Citation: Neha H (2021) Superior Capsule Reconstruction. J Univer Surg Vol.9 No.8:41
The management of irreparable rotator cuff tears remains challenging. Since its introduction by Mihata in 2012, Superior Capsule Reconstruction (SCR) has grown in popularity at an astonishingly rapid rate. The aim of this article is to provide a comprehensive review of the available literature, in order to highlight what has so far been published on SCR, covering all aspects including biomechanical, clinical and radiological studies as well as descriptions of the various techniques for performing the procedure [1-3]. The short-term clinical results of SCR are promising, but there is need for further long-term studies, as well as randomised controlled trials comparing SCR to other treatment modalities for irreparable rotator cuff tears. Further imaging’s studies looking at graft healing rates are also required as the healing rates published so far are variable. Additionally, the mechanism of action by which SCR delivers good short-term functional outcomes needs further clarification, as does the importance of the choice of graft type and thickness.

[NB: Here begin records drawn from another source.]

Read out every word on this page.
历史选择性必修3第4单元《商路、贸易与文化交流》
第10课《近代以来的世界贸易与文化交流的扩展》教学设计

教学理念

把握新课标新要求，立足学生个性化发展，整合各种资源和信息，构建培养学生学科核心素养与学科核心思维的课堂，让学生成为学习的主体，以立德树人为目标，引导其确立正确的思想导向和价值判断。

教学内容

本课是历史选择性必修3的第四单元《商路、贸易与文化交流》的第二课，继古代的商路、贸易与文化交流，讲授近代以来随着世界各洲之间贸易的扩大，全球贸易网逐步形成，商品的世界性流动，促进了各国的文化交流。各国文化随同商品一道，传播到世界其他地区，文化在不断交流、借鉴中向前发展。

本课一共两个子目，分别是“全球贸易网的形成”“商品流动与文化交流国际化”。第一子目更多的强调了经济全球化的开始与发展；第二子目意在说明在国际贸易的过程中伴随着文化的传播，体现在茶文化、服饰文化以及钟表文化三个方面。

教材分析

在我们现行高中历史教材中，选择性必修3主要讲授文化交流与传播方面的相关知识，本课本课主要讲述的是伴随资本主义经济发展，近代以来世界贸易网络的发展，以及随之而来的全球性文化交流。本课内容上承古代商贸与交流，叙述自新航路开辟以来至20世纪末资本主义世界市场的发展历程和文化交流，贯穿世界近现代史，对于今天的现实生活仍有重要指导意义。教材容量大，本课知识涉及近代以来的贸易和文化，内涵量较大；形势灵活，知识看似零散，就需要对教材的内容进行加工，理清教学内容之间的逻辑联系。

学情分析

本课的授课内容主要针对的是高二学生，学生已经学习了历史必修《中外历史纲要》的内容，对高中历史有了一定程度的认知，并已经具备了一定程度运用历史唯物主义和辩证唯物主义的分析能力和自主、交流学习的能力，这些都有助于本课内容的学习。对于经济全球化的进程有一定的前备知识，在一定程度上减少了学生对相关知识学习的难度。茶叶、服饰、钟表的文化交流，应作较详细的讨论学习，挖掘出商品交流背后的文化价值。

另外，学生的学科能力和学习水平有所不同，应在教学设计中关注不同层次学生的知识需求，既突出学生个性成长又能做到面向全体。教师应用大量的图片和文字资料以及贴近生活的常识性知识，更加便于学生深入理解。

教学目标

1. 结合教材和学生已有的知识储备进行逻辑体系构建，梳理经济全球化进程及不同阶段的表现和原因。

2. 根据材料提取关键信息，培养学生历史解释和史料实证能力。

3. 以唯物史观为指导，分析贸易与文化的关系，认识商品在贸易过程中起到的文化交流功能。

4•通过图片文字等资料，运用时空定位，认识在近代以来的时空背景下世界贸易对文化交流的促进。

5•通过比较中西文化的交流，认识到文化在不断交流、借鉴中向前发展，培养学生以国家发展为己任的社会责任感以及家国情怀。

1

Anatomy & function of the normal superior capsule
The superior capsule is formed by a thin continuous sheet of interwoven collagen fibrils, which extend from the glenoid labrum medially to the humerus laterally. It is 4.4 to 9.1 mm thick at its attachment to 30 to 61% of the greater tuberosity. Therefore, it may occupy as much as, or even more of the greater tuberosity footprint than the supraspinatus. It is thought that the superior capsule may play an important role in the passive stability of the glenohumeral joint. In a biomechanical study Ishihara, et al., demonstrated that a tear of the superior capsule significantly increased the anterior and inferior translation, whereas a superior capsular defect significantly increased glenohumeral translation in all directions compared to the intact capsule. Additionally, with the superior capsular defect, there were significant increases in the contact pressures between the humerus and the coracoacromial arch. These and other similar findings have led authors to suggest that the superior capsule may act as a hammock overlying the joint and prevent the humeral head from making contact with the deep surface of the acromion. Furthermore, Adams, et al., proposed that the defect in the superior capsule may be the “essential lesion” in patientswith superior cuff tear, as opposed to the tear in the rotator cuff itself and rotator cuff repairs that do not involve restoration of the normal superior capsule anatomy may result in sub-optimal outcomes. Techniques There are a variety of reported techniques for performing SCR depending on the type of the graft (fascia lata, extracellular matrix dermal grafts, long head of biceps and tendon allografts), whether performed in an open manner or arthroscopically, the mode of the glenoid and greater tuberosity fixation, and whether the anchors are all inserted before or after passage of the graft. The original arthroscopic technique described by Mihata involved using fascia lata autograft fashioned to a thickness of 6mm to 8mm, which was attached medially to the glenoid using 2 fully threaded titanium suture anchors, laterally to the greater tuberosity with a combination of a double-row technique and the suture bridge. The graft was further stabilised with a sideto-side suture posteriorly to the residual infraspinatus and anteriorly either to the residual anterior-superior tendon or to subscapularis.
1 Dimock RA, Malik S, Consigliere P, Imam MA, Narvani AA (2019) Superior capsule reconstruction: What do we know? Arch Bone Jt Surg 7:3.